The national government had authority “of regulating trade and managing all affairs with Indians, not members of any of the states, providing the legislative right of any state within its own limits be not infringed or violated.” The thirteen original states, however, claimed land of undefined extent to their west. It was therefore unclear if there were Indians who were “not members of any of the states.”

1787 U.S. Constitution

Article 1, section 8 gave Congress the authority “to regulate commerce . . . with the Indian tribes.” This has come to be interpreted as giving Congress “plenary” (total or complete) power in Indian affairs. Indians were not taxed or counted in the census. Nor were they citizens.
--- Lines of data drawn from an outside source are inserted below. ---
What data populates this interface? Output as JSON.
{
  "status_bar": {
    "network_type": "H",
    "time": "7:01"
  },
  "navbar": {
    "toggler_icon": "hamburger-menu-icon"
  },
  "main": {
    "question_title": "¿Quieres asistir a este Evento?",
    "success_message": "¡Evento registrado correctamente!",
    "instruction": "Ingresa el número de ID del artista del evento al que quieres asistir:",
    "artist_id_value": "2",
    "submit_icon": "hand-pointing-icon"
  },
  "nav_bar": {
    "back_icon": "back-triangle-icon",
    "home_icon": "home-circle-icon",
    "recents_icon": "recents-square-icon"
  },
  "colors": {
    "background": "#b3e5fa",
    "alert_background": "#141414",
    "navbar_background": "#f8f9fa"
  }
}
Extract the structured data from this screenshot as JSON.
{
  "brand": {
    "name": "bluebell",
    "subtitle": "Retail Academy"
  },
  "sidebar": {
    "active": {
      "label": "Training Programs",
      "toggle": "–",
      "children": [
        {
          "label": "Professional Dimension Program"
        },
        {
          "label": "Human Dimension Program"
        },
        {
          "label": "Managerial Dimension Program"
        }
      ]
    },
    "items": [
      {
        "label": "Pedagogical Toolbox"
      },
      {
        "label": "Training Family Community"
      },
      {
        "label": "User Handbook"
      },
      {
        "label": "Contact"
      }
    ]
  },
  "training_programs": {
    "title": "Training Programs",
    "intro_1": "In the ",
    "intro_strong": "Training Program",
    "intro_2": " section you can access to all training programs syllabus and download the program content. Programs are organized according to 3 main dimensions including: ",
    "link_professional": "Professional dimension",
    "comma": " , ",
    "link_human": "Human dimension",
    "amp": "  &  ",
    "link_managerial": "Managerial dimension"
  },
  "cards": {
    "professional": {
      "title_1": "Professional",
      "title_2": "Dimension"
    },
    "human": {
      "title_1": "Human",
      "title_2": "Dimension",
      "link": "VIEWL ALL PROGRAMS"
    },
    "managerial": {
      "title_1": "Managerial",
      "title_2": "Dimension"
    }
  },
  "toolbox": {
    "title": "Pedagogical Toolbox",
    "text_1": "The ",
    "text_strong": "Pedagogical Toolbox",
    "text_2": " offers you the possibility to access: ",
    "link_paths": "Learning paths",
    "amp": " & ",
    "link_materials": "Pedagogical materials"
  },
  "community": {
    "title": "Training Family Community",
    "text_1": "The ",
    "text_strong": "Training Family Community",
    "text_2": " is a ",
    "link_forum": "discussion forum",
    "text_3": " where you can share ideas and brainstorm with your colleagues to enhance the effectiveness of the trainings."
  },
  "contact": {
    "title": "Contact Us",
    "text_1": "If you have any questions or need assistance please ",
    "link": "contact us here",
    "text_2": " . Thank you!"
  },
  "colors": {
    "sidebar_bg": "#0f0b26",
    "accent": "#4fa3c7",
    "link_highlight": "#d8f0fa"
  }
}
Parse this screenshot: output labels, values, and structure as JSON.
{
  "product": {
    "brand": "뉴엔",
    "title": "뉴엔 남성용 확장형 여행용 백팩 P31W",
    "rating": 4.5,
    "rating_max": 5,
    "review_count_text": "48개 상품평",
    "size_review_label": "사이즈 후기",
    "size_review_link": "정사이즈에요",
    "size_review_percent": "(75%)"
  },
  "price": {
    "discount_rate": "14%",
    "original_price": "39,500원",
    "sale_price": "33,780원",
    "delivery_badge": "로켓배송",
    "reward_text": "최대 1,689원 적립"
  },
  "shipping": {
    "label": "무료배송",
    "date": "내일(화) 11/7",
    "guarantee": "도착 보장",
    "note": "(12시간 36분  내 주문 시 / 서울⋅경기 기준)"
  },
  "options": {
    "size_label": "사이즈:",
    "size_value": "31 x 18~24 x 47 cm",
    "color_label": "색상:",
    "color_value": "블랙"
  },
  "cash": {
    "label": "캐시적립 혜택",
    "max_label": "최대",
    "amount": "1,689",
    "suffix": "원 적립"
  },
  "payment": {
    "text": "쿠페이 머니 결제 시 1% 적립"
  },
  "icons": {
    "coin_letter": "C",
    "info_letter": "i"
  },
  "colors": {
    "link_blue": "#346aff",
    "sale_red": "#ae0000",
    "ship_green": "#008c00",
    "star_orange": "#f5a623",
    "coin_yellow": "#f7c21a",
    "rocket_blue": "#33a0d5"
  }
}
1790 Trade and Intercourse Act

The Royal Proclamation of 1763 made clear that no individual person or individual colony could take or purchase land from Indians. There could be only one taker of land from Indians—the British Crown—and there was only one way to take it, and that was by treaty. With this act, the United States imposed the same restrictions on dealings with Indians, putting itself in the place of the Crown.

1803 Louisiana Purchase

After this enormous area was purchased from France, President Jefferson became the first person to suggest removing Indians from the East to the trans-Mississippi West. Though he quickly dropped the idea, thereafter Removal became part of public discourse.

1823 Johnson v. McIntosh

In this case, Chief Justice John Marshall established the principle of “aboriginal title” (the title that Indians had to their lands), which he defined as merely a right of occupancy. He also affirmed that farmers had a superior claim to land over hunters and gatherers. Finally, he incorporated the “doctrine of discovery” into U.S. law. This doctrine said that the European power that first “discovered” an area had a superior claim over all other European nations and had exclusive power to deal with the Indians in that area. After the Revolutionary War the United States stepped into the shoes of Great Britain; and following the Louisiana Purchase it stepped into those of France, from which it had purchased Louisiana.

1830 Indian Removal Act

Andrew Jackson owed his election to southerners and frontiersmen. He made removal of the “Five Civilized Tribes” of the South his first legislative priority. The Indian Removal Act gave the president authority to negotiate removal treaties with the tribes. It also gave him the authority to organize an Indian Territory out of the Arkansas Territory and provided funds for the process.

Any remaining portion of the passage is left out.